Years ago I found my department in a crisis of sorts. Upper management was demanding data to be aggregated and reported in a fashion that the then current inventory system did not support. People with the best intentions were trying to kluge the data together through a series of sorts that were then aggregated into spreadsheets for dissemination. As I was looking through the daily reports I saw inconsistency in the numbers and only after talking to the responsible supervisor did I discover the process through which the reports were being developed. Problem #1 was that they were changing criteria almost daily without any notation of the changes. I put a stop to that immediately. Right or wrong the daily data was to be reported on a consistent basis. Changes to criteria were to be discussed and formally modified, including re-running historical data so that trends were mapped against the same criteria.
Data needs shift over time.
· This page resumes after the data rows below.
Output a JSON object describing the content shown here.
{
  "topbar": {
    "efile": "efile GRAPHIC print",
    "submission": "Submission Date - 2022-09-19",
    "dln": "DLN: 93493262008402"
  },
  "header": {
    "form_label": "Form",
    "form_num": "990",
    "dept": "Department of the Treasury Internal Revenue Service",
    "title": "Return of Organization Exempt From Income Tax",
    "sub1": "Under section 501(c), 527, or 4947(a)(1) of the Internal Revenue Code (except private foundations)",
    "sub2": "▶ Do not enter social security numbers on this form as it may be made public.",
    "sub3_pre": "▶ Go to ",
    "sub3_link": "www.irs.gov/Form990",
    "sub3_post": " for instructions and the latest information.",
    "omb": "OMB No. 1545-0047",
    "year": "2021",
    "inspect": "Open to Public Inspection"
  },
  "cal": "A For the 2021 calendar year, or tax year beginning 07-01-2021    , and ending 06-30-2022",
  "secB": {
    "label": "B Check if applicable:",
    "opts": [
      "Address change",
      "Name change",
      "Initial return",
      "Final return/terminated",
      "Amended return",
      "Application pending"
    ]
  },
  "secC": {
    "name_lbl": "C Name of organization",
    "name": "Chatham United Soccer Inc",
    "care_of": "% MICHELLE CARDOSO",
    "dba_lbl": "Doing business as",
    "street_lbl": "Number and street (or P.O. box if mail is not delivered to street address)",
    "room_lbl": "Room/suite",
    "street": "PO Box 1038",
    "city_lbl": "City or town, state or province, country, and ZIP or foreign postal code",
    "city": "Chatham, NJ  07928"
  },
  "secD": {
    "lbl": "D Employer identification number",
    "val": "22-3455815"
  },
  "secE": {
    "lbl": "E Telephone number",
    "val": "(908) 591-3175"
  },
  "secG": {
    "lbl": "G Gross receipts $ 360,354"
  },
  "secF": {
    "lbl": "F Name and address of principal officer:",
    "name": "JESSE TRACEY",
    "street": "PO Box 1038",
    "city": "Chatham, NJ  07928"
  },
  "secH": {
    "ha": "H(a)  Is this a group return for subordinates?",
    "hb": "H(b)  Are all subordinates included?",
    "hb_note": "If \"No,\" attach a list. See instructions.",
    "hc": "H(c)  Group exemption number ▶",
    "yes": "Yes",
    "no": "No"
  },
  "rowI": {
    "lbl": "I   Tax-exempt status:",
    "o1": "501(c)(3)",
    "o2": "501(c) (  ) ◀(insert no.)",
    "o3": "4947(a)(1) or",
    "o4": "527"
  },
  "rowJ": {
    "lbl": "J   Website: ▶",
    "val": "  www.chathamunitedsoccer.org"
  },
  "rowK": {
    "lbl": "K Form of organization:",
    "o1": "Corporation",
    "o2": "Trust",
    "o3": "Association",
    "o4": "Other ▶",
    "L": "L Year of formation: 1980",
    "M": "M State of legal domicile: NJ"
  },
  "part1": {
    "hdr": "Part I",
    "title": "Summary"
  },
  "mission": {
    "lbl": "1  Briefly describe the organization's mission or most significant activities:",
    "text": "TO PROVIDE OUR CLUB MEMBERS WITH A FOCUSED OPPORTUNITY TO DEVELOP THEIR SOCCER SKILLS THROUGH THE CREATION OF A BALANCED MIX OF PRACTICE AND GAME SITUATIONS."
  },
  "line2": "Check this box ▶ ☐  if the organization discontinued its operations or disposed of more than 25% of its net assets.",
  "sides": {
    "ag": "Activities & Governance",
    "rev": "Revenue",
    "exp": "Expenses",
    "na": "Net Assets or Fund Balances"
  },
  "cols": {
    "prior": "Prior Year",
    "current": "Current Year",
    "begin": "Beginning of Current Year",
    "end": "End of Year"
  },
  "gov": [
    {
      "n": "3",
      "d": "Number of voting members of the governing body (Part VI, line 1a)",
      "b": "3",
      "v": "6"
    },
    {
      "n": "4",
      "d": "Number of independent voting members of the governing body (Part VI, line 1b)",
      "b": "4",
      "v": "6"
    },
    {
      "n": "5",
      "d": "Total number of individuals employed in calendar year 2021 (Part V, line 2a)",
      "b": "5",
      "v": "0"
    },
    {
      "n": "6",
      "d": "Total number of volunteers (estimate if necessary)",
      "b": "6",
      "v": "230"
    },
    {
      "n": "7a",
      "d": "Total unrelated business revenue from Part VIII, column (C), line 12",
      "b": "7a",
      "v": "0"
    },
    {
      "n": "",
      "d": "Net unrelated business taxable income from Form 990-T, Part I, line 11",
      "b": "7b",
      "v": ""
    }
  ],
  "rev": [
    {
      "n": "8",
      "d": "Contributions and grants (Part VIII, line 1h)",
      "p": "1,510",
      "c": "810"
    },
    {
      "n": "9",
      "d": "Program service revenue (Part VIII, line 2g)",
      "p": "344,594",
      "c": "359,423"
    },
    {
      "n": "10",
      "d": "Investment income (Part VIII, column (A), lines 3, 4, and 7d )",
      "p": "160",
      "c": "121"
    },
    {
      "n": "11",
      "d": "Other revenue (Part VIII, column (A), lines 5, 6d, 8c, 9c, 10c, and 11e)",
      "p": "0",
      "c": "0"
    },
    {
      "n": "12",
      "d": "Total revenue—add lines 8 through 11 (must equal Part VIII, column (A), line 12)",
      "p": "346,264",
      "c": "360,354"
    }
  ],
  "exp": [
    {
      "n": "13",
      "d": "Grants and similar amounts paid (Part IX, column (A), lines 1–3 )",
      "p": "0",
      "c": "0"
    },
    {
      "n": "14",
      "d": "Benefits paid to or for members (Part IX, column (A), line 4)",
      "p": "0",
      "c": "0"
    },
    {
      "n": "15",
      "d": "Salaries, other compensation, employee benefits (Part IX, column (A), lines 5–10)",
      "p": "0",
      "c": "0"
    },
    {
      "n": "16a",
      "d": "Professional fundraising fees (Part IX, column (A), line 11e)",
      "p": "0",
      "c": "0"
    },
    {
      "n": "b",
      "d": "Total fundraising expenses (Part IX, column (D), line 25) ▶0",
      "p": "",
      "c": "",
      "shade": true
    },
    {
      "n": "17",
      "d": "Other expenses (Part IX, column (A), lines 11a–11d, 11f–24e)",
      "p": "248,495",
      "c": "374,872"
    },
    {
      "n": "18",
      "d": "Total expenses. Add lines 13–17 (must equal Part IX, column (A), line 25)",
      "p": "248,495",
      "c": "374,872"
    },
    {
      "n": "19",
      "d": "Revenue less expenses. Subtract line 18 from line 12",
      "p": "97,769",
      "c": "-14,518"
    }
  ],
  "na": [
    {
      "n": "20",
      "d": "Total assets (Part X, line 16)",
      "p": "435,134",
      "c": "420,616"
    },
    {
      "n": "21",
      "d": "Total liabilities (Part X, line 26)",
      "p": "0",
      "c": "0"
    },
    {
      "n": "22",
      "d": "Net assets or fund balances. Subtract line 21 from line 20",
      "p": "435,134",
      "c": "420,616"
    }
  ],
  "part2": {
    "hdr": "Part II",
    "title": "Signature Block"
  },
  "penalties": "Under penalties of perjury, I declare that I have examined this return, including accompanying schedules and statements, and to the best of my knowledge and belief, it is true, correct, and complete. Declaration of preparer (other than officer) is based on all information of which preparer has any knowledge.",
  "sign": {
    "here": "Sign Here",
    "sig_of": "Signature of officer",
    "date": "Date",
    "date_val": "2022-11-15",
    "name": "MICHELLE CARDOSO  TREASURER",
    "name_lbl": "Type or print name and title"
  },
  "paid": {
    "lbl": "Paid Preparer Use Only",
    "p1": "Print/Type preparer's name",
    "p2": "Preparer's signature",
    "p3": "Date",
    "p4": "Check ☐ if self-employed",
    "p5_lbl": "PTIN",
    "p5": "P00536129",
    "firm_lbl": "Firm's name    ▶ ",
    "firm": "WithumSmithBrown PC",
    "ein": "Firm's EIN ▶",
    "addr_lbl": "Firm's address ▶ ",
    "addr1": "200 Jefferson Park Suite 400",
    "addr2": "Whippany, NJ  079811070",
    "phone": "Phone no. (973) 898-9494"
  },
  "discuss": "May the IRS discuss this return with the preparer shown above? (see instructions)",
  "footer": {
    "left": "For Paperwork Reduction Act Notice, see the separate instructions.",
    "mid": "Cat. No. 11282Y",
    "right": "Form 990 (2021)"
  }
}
Reporting systems prove inadequate to the new demands that were not contemplated when those systems were created.
Yeah, I’ve been meaning to tell my story of how that worked with scientific data in my discipline, but it’s hard to convey accurately just what was going on without putting more work into it than I’m inclined to do right now.
I agree that death rates are a better indicator (although lagging, as you say) of the trend, although, there are reasons the death rate might fall besides the overall infection rate falling. But I don’t think it’s true that we know how many people have been infected to any meaningful degree of precision.
Maybe it’s semantics. I’d say “how rough is hard to say” is doing more work than “we have a rough idea.” Do you disagree? If you were asked to give an estimate for the total number of infections to-date in the US, how wide would your range be?
In fact, in the spirit of Alex Tabarrok, let’s bet. You give a 50 percent confidence interval for the number of infections as of right now, and I’ll take either the “inside” or the “outside.” Loser sends the winner 12 oz of hand sanitizer…
That’s assuming the Brazilians actually believe him, and take 0 preparations.